Solving these linear equations, we find:

${b = -9 \quad \text{or} \quad b = 1.}$

These values are our potential solutions, but we must check for extraneous roots. In the original equation, the denominators are ${b}$ and ${b^2 + 3b}$, which can be written as ${b(b + 3)}$. The denominator will be zero if ${b = 0}$ or ${b = -3}$. Neither of our solutions, ${b = -9}$ nor ${b = 1}$, makes the denominator zero. Therefore, both solutions are valid.

Thus, the solutions to the equation $1-\frac{3}{b}=\frac{-8 b}{b^2+3 b}, are ${b = -9}$ and ${b = 1}$. This process exemplifies the importance of verifying solutions in rational equations to ensure accuracy.

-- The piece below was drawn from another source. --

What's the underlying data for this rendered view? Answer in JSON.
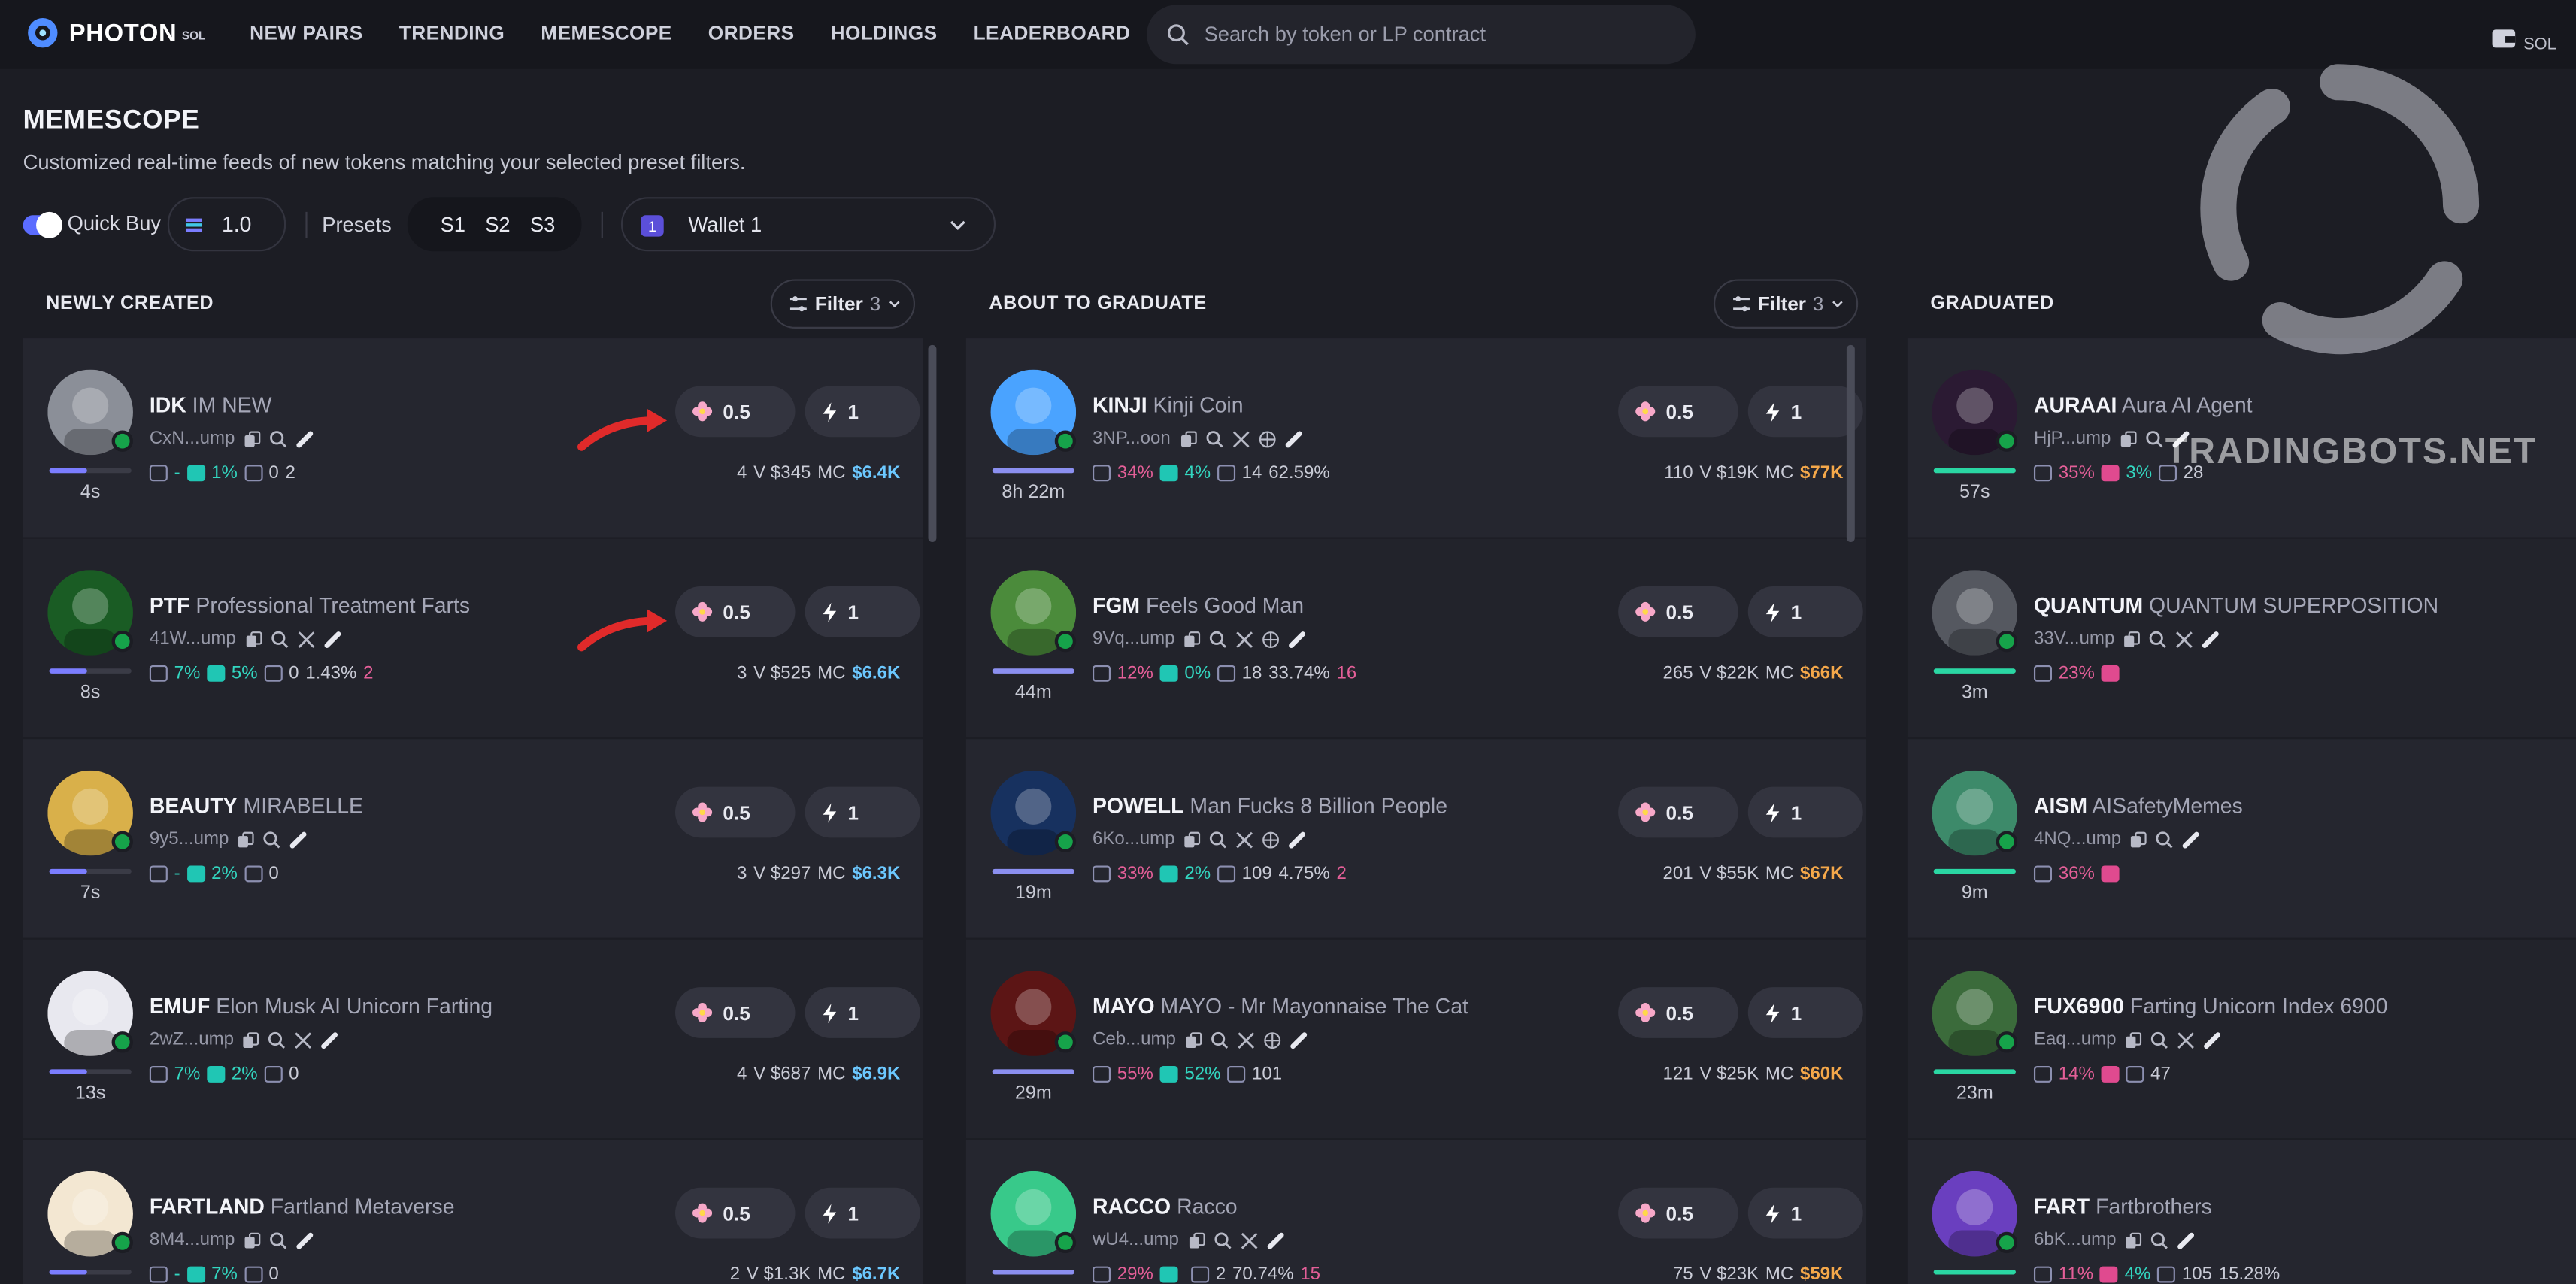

In conclusion, solving rational equations requires careful attention to detail and a systematic approach. The steps involve identifying the LCD, clearing fractions, simplifying the equation, solving for the variable, and crucially, checking for extraneous roots. By mastering these steps, you can confidently tackle a wide array of rational equations. The methodical approach not only leads to correct solutions but also reinforces your understanding of algebraic manipulations and the fundamental principles of equation solving.

Conclusion

In summary, solving rational equations like Problems 16 and 17 involves a multi-step process that demands a thorough understanding of algebraic principles. From identifying the least common denominator to checking for extraneous solutions, each step plays a crucial role in obtaining the correct answer. By mastering these techniques, students can confidently approach complex equations and develop a deeper appreciation for the elegance and rigor of mathematics. The ability to solve rational equations is a valuable skill that extends beyond the classroom, finding applications in various fields of science, engineering, and beyond. Understanding these concepts builds a strong foundation for advanced mathematical studies and real-world problem-solving.